I asked if he had some samples of his work with him.  Let me just say I know a little something about portfolios.  I know what to expect from a visual portfolio.  I didn’t expect what I saw here.  For those of you who know portfolios, you’ll like this.  He reached in his pocket and pulled out a beat to crap Zip Lock plastic sandwich bag with holes worn into it.  In it were some terrible 4x6 color prints from a local choke and puke drug store photo lab.  But the subject matter - the work was incredible.  Multiple styles on multiple surfaces and limitless possibilities.  He didn’t seem so much the pure self-contained artist as he was the perfect mimic of Mexican art in general.  He could do anything we needed.  A portfolio of faded, dog-eared prints in a sandwich bag?  You know, from my experience, as a pro, you can go ahead and show your artwork in a beat-up sandwich bag if you want, but if you do that sort of thing, you better damn well have the goods in the sandwich bag when you do it, or you’re gonna be screwed professionally for the rest of your natural life.  I know some highly packaged and branded “artists” who, after spending thousands on their state of the art portfolio designs, would be jealous of this guy and his beat-up sandwich bag.  When I saw the work, I immediately thought we’d stumbled into something like what Ry Cooder found in those Cuban musicians in 1996, when he produced Buena Vista Social Club.  No one had ever heard of those artists before, and suddenly there they were. 



At somewhere around 15, Renato taught himself to draw and to paint.  Never went to art school.  He loved Picasso and he loved color.  Everything else just came out as it came out.  He spent time in Mexico City painting murals at the Four Seasons Hotel, and he created objects of art for the Indian Embassy for five years.  He was invited to Spain to paint murals, but he turned it down so he could stay close to his family in Mexico.  Since then he’s continued to work for individual clients, he builds a little furniture and runs a painting/frame shop on a dirt road, in a hard to find, low slung, burnt to dust, local, far away neighborhood in San Miguel.  He has no online presence at all and he could not be happier.   When I finished these photos of him working, I asked him if he wanted digital files so he could promote the work - I forgot he doesn't own a damn computer. He thanked me and said “Prints are all I'll ever need.  4 x 6 is perfect.”  He wanted one copy of each.  That's all he needed.  The prints are in his beat-up plastic sandwich bag by now for sure.  

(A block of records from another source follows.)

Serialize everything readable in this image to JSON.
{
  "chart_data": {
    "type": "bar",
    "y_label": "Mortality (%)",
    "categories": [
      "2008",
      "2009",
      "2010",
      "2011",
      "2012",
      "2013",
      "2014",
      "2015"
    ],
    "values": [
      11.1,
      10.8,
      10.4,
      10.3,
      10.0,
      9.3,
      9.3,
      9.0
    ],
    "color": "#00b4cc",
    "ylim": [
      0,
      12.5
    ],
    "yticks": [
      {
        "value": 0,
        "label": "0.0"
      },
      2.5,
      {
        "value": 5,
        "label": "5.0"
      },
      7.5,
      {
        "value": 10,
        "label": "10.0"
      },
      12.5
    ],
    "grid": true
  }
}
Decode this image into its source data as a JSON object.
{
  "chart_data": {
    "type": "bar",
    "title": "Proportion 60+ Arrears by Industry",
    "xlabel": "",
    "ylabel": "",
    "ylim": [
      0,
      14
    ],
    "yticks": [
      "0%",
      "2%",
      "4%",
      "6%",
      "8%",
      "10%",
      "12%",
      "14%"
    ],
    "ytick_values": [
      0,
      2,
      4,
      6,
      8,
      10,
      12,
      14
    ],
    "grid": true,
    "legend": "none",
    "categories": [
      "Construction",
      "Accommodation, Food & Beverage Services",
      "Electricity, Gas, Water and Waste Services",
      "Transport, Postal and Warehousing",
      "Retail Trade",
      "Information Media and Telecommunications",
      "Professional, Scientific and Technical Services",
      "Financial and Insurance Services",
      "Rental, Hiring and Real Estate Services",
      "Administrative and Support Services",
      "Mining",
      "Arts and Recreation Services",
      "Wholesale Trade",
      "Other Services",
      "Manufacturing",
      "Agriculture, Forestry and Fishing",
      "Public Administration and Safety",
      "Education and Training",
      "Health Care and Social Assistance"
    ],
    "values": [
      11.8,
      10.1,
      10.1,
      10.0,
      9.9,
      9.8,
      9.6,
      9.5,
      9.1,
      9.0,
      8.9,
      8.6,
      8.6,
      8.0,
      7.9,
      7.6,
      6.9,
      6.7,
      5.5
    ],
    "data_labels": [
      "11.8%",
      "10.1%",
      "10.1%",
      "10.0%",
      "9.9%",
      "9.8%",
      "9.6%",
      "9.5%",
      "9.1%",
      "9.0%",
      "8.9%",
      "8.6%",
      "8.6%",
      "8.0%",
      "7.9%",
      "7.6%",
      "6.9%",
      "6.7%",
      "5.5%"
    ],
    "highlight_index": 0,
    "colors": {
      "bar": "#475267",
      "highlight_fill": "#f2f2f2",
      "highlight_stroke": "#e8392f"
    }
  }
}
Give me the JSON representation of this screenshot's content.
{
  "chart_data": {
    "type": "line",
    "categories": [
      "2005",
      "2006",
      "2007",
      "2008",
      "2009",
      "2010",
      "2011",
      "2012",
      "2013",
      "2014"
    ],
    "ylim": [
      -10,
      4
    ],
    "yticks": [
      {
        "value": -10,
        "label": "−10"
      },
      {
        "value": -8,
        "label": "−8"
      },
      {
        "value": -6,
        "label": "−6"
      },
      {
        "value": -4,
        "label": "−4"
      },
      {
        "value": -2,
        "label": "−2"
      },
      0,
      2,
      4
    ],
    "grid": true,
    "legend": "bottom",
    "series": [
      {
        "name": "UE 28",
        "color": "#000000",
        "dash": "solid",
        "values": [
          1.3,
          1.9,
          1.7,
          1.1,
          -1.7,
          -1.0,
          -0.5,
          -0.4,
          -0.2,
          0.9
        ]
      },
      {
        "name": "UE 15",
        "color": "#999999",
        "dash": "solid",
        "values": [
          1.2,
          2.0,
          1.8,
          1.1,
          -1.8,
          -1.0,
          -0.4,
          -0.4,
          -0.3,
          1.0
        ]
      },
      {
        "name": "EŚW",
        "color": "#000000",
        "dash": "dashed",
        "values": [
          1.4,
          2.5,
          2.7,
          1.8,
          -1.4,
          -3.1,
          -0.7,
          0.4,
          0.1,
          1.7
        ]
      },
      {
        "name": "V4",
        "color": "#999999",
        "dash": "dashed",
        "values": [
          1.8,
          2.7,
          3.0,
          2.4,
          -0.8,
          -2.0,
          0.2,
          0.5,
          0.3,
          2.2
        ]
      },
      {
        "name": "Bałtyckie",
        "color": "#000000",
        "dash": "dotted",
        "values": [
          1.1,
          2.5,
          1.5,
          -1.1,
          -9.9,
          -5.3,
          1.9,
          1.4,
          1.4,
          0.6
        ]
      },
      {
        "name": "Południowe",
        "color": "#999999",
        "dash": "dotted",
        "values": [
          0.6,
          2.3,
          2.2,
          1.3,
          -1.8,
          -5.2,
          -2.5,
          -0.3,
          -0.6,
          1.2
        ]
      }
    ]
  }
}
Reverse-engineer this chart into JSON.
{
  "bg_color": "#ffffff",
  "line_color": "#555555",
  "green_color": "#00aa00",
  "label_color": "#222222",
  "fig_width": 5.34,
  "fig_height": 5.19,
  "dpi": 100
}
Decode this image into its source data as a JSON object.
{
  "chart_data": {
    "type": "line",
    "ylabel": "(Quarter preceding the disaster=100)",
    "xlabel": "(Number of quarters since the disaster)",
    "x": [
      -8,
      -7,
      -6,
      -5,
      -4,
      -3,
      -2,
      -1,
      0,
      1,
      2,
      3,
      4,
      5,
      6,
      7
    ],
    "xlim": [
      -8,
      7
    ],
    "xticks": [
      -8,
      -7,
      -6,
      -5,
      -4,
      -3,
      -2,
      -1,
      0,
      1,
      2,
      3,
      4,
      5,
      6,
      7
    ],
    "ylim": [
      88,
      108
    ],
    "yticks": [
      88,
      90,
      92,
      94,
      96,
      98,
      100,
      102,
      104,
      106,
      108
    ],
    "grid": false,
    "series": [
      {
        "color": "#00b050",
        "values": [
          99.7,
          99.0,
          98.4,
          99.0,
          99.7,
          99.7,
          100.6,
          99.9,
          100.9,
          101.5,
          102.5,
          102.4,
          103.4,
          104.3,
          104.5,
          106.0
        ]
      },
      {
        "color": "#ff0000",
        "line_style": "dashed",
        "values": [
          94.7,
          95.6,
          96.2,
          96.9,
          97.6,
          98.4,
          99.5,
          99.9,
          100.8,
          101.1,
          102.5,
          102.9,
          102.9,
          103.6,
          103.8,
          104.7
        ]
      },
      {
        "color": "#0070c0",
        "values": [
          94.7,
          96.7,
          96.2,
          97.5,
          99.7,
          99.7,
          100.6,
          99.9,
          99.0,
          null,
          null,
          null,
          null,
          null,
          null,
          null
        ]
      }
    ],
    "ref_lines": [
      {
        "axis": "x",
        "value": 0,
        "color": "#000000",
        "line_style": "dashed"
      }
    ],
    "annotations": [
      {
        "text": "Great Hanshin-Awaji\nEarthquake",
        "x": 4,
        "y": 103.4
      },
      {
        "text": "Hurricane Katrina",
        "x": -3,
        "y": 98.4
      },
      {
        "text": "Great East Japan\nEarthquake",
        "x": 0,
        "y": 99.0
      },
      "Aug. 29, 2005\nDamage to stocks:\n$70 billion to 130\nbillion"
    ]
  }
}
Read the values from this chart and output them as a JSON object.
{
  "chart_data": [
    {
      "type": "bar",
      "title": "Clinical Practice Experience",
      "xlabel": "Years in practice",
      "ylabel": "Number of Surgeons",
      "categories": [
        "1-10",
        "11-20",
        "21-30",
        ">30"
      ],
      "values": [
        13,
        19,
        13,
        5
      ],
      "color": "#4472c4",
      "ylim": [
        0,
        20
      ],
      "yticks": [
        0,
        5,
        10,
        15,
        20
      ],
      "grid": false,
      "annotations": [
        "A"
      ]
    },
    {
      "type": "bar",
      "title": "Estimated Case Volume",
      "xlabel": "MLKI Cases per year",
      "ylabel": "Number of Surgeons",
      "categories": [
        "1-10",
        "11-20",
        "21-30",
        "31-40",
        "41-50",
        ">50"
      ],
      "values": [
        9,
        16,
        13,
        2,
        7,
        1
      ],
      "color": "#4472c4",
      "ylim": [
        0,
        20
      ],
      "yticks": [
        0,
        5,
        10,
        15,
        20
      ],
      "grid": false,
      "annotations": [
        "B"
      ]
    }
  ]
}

He worked on our wall on and off for about a month.  He did not ever sketch anything in first.  He just showed up with a couple paintbrushes, and maybe ten cans of paint and something like fifty-odd years of experience. Then he just sat down and did it.  It became clear very quickly this wasn’t going to be a reality based mural.  It was going to be an interpretive caricature - part cartoon, part fantasy, part real.  A very Mexican style view of a desert, rural, urban scene.  In its own way, it is an accurate representation of the world around San Miguel, during the rainy season starting in June.  The hills are electric green from the rain.  Flowers are coming up.  Walter is fishing.  Deb is working with the chickens and the pigs.  Atticus and Luna are chasing after sheep.  Sometimes I’d sit in the room on the laptop with him working.  Now and again I’d glance up and reach over for a camera and grab a shot.  Often, I would just stand there staring at the process, shake my head and simply chuckle loud enough that Renato would pick up on it and glance over at me and chuckle back.  He knew and I knew what the real truth was here.  This mural – it had always been there, even when it was a tv room, even when it was a garage, even before it was a house.  It was always there waiting for Renato to simply fill in the blank spaces.  And he did.